Por: Rodrigo Karmy Bolton | Publicado: 31.03.2020
Chile despejado | Foto: Agencia Uno
Los trabajadores no tienen opción: en un sistema radicalmente precario respecto de sus derechos y de su situación, donde constitucionalmente se favorece el derecho del empleador, o bien, los trabajadores no faltan al trabajo y se contagian con el virus o bien se ausentan del trabajo exponiéndose a la arbitrariedad del despido. El doble vínculo que asola a la fuerza de trabajo chilena –pero también mundial como ha recordado David Harvey- exhibe el modo en que el terror está perfectamente asentado en la propia racionalidad del sistema que ha quedado enteramente “despejada”.

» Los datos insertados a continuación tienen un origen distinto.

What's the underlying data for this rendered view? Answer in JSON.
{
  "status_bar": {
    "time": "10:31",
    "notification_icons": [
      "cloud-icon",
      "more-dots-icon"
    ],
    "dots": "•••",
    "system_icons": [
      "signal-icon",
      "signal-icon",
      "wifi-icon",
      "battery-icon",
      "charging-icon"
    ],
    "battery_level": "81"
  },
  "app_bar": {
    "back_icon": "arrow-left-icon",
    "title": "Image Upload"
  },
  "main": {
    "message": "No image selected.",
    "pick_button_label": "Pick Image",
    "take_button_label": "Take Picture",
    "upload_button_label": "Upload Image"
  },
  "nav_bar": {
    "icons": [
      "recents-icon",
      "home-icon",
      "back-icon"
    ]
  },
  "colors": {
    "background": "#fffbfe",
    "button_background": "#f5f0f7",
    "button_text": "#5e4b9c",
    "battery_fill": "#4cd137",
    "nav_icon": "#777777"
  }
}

Un detalle no menor que seguramente la ciudad de Santiago de Chile comparte con miles de otras ciudades declaradas en cuarentena (total o progresiva) es que los cielos comienzan poco a poco a despejarse. Los ruidos aminoran, apenas un par de motos desgarrando el continuum de silencio que reposa poco a poco sobre la ciudad. Todo parece calmo. Apenas viento, el sol aún abrasa con un calor que poco a poco huye del verano y alguien apenas pasea a su perro cuando las plazas públicas –esas que hasta hace pocas semanas albergaban cabildos y protestas populares- resuenan como monumentos de una civilización perdida que alguna vez disfrutó de sus haberes.

Pero la tranquilidad del paisaje citadino lleva consigo algo inquietante. Como si dicha calma no fuera sino la parálisis de nuestros cuerpos frente a algo que nos rebasa sin control posible. La calma de nuestras calles en cuarentena despeja al país y hace ver a las cosas de manera “transparente”.

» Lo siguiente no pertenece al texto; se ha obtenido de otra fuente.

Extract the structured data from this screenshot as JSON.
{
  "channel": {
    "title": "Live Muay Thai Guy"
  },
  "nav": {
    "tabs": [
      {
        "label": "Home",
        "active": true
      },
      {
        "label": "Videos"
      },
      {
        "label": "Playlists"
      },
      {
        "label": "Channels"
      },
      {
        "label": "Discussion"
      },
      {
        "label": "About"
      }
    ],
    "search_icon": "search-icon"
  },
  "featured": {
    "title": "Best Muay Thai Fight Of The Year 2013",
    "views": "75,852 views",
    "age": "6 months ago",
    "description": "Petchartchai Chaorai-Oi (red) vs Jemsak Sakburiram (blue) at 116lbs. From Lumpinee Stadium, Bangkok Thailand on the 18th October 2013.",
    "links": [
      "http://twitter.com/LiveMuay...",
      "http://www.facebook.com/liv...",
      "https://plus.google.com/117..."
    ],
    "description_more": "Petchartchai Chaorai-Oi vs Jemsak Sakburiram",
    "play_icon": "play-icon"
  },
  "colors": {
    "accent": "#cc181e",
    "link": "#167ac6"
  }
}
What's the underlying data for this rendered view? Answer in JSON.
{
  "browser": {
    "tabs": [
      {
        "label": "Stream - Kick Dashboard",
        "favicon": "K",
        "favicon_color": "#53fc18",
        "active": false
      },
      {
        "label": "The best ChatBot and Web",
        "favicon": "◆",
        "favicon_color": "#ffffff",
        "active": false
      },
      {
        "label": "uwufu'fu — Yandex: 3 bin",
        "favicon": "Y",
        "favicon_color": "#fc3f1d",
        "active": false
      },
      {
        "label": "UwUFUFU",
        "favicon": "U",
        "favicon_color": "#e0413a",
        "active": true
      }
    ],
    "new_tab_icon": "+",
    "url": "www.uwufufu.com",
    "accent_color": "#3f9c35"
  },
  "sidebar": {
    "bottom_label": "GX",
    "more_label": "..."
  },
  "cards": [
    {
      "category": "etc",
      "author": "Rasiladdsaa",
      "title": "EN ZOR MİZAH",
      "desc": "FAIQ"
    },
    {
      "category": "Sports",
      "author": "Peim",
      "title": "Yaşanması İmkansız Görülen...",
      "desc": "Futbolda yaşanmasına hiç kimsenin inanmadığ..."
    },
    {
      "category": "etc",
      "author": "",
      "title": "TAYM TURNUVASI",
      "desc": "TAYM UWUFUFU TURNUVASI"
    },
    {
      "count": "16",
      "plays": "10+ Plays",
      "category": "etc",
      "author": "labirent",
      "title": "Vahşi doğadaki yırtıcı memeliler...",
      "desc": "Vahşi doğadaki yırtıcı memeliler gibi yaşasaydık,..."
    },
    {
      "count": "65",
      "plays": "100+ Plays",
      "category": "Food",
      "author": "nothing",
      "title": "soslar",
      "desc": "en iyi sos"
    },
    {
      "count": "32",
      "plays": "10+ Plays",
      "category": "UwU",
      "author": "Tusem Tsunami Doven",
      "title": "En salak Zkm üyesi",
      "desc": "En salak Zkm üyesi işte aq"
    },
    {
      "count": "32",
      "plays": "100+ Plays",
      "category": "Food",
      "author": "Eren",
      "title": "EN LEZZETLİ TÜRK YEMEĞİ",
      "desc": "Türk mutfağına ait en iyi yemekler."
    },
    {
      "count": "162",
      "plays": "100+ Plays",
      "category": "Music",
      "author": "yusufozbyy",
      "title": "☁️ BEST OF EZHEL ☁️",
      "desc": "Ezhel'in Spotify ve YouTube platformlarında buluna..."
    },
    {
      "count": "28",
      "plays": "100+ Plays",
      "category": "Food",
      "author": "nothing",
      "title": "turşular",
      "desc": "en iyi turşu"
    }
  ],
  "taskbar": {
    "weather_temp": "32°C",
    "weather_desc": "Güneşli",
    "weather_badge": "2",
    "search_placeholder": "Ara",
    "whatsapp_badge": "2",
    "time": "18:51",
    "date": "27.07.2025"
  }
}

En uno de los últimos discursos Piñera –en una imitación al discurso de Merkel- planteaba como virtud el que la democracia sería el privilegio de la “transparencia” y donde los gobernantes deben dar explicaciones a sus ciudadanos acerca de sus pasos. Un poco extraña la declaración de principios después de meses en que la policía no ha dejado de operar como una fuerza paramilitar contra la exigencia de democratización planteada por el pueblo desde el 18 de Octubre. Pero una declaración política cuando todo se trata de mitigar hegemonías emergentes (China) y mantener la lealtad ciega a los EEUU a pesar de que éste último resulta incapaz de sostenerse.

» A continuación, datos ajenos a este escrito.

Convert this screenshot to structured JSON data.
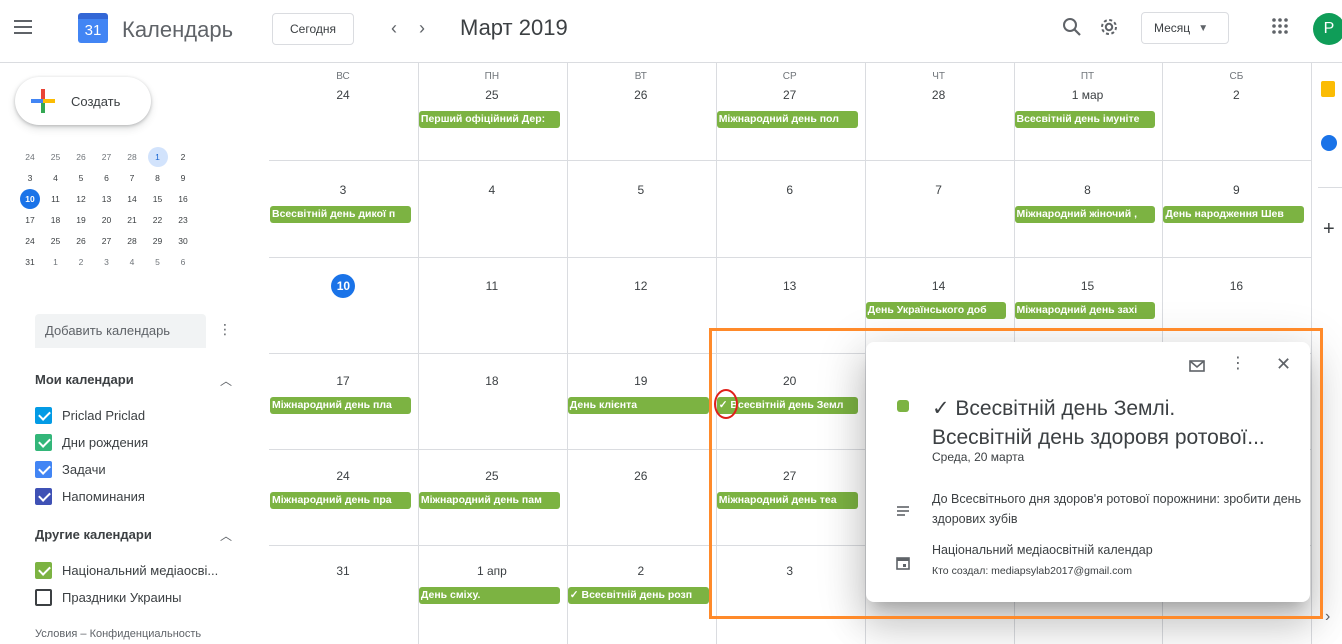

En cualquier caso, todo parece como si entre terror y transparencia hubiera algo más que una coincidencia y se apuntara a que el primero sólo parece realizable como transparencia. Todo lo que es transparente para sí mismo es terrorífico, aquello que no tiene secretos, que no guarda silencio, que se muestra como una presencia plena no puede articularse sino en virtud del terror como pasión. La modernidad se vuelve así la época del terror y la “revolución” su vitrina más decisiva: la revolución puede funcionar como un dispositivo de verdad ahí cuando se propone “denunciar” el secreto del Ancien Régime y su época (la modernidad) como la que incita a confesar la verdad, a producirla permanentemente purgándonos del mal.

El terror y la verdad como los dispositivos fundamentales de la operación de transparencia muestra que en la actualidad el terror no necesita recurrir a las clásicas dictaduras, tiranías o totalitarismos de los años 30, sino que le basta con inocularse en una democracia desfondada por el régimen de acumulación flexible del capital financiero vertebrado a partir de las tecnologías de la razón neoliberal. El terror contemporáneo no necesita de grandes liturgias, basta la imagen, tan escalofriante como cotidiano, de una plaza vacía. Por eso, él no es otra cosa que la experiencia en que el mundo se vacía de mundo que ha sido desarrollada hace varias décadas con las políticas de precarización inauguradas por la razón neoliberal que han terminado por docilizar nuestros cuerpos separándoles de su potencia sensible.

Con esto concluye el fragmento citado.